10. The system of claim 8, wherein the first and second portions of pixel data comprise first and second pixel spans.

11. The system of claim 10, wherein the memory contents comprise depth and/or color data associated with one or more pixel fragments of the first pixel span.

12. The system of claim 8, further comprising one or more address buffers coupled to the at least one memory.

13. The system of claim 12, wherein the one or more indicators comprise one or more memory addresses held in the one or more address buffers.

14. The system of claim 13, wherein the at least one memory comprises at least one cache memory; and

wherein the one or more memory addresses comprise one or more conflicted cache line addresses provided by the at least one rasterizer.

15. The system of claim 13, wherein the cache memory is at least capable of retaining memory contents associated with the one or more conflicted cache line addresses by locking the cache lines indicated by the one or more conflicted cache line addresses.

16. The system of claim 8, wherein the at least one memory comprises at least one cache memory; and

wherein the one or indicators comprise one or more conflicted cache line addresses generated by the at least one rasterizer.

17. The system of claim 16, wherein the cache memory is at least capable of retaining memory contents associated with the one or more conflicted cache line addresses by setting or resetting one or more least recently used counters.

18. A device comprising:

at least one rasterizer capable of at least generating control data indicating a rendering order conflict between first and second pixel spans to be rasterized; and

cache memory at least capable of retaining memory content associated with the first pixel span in response to the control data.

19. The device of claim 18, further comprising:

at least one buffer coupled to the cache memory, the buffer at least capable of holding the control data.

20. The device of claim 18, wherein the control data comprises at least one cache memory address.
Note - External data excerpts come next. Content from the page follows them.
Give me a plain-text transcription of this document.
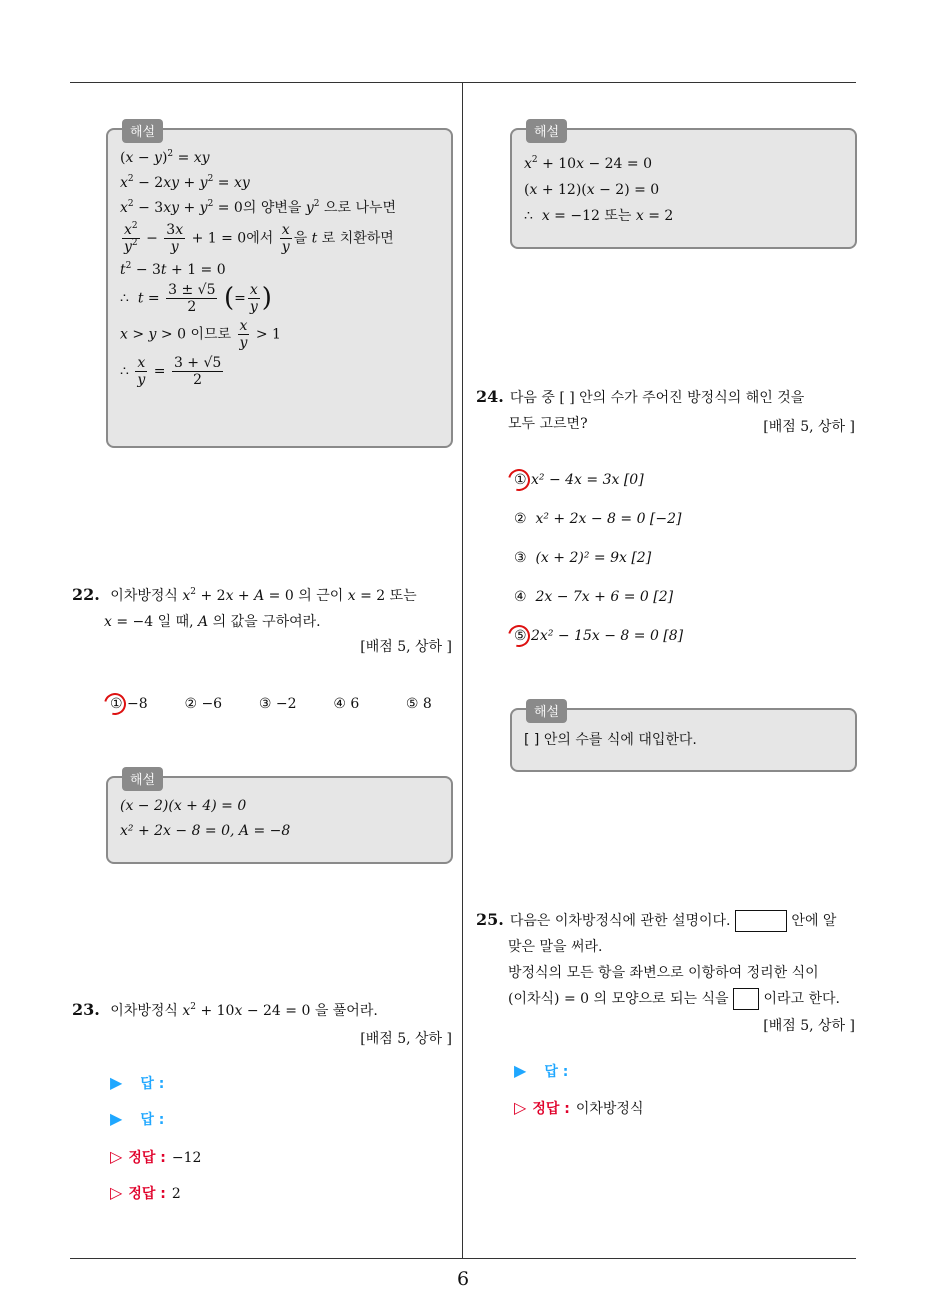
해설
$(x - y)^2$ = xy
$x^2 - 2xy + y^2$ = xy
$x^2 - 3xy + y^2 = 0$의 양변을 $y^2$ 으로 나누면
$\frac{x^2}{y^2} - \frac{3x}{y} + 1 = 0$에서 $\frac{x}{y}$ 을 t 로 치환하면
$t^2 - 3t + 1 = 0$
∴ $t = \frac{3 \pm √5}{2}$ (= $\frac{x}{y}$ )
x > y > 0 이므로 $\frac{x}{y} > 1$
∴ $\frac{x}{y} = \frac{3 + √5}{2}$
22. 이차방정식 $x^2 + 2x + A = 0$ 의 근이 x = 2 또는
x = −4 일 때, A 의 값을 구하여라.
[배점 5, 상하 ]
① −8	② −6	③ −2	④ 6	⑤ 8
해설
(x − 2)(x + 4) = 0
x² + 2x − 8 = 0, A = −8
23. 이차방정식 $x^2 + 10x - 24 = 0$ 을 풀어라.
[배점 5, 상하 ]
▶ 답 :
▶ 답 :
▷ 정답 : −12
▷ 정답 : 2
해설
$x^2 + 10x - 24 = 0$
(x + 12)(x − 2) = 0
∴  x = −12 또는 x = 2
24. 다음 중 [ ] 안의 수가 주어진 방정식의 해인 것을
모두 고르면?	[배점 5, 상하 ]
① x² − 4x = 3x [0]
② x² + 2x − 8 = 0 [−2]
③ (x + 2)² = 9x [2]
④ 2x − 7x + 6 = 0 [2]
⑤ 2x² − 15x − 8 = 0 [8]
해설
[ ] 안의 수를 식에 대입한다.
25. 다음은 이차방정식에 관한 설명이다.	안에 알
맞은 말을 써라.
방정식의 모든 항을 좌변으로 이항하여 정리한 식이
(이차식) = 0 의 모양으로 되는 식을 이라고 한다.
[배점 5, 상하 ]
▶ 답 :
▷ 정답 : 이차방정식
6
21. The device of claim 20, wherein the at least one cache memory address comprises at least one conflicted cache memory address provided by the rasterizer.

22. The device of claim 21, further comprising:

a locking module coupled to the at least one buffer; and

wherein, in response to the at least one conflicted cache memory address, the locking module is capable of locking cache memory content associated with the at least one conflicted cache memory address.

23. The device of claim 20, further comprising:

at least one least recently used counter coupled to the cache memory, the least recently used counter at least capable of being set or reset in response to the at least one cache memory address.

24. An article comprising a machine-accessible medium having stored thereon instructions that, when executed by a machine, cause the machine to:

identify a rendering order conflict between at least a first pixel span and a second pixel span; and

retain, in response to the identification of the rendering order conflict, one or more portions of memory content associated with the first pixel span.

25. The article of claim 24, wherein the instructions, when executed by a machine, further cause the machine to:

render the second pixel span using the one or more portions of memory content.

26. The article of claim 24, wherein the one or more portions of memory content comprise one or more lines of cache memory content

27. The article of claim 26, wherein the instructions to retain, when executed by a machine, cause the machine to:

lock the one or more lines of cache memory content.

28. The article of claim 27, wherein the instructions, when executed by a machine, further cause the machine to:

render the second pixel span using the one or more lines of cache memory content; and

unlock the one or more lines of cache memory content.

29. The article of claim 26, wherein the instructions to retain, when executed by a machine, cause the machine to:

set or reset one or more least-recently-used (LRU) indicators coupled with the one or more lines of cache memory content.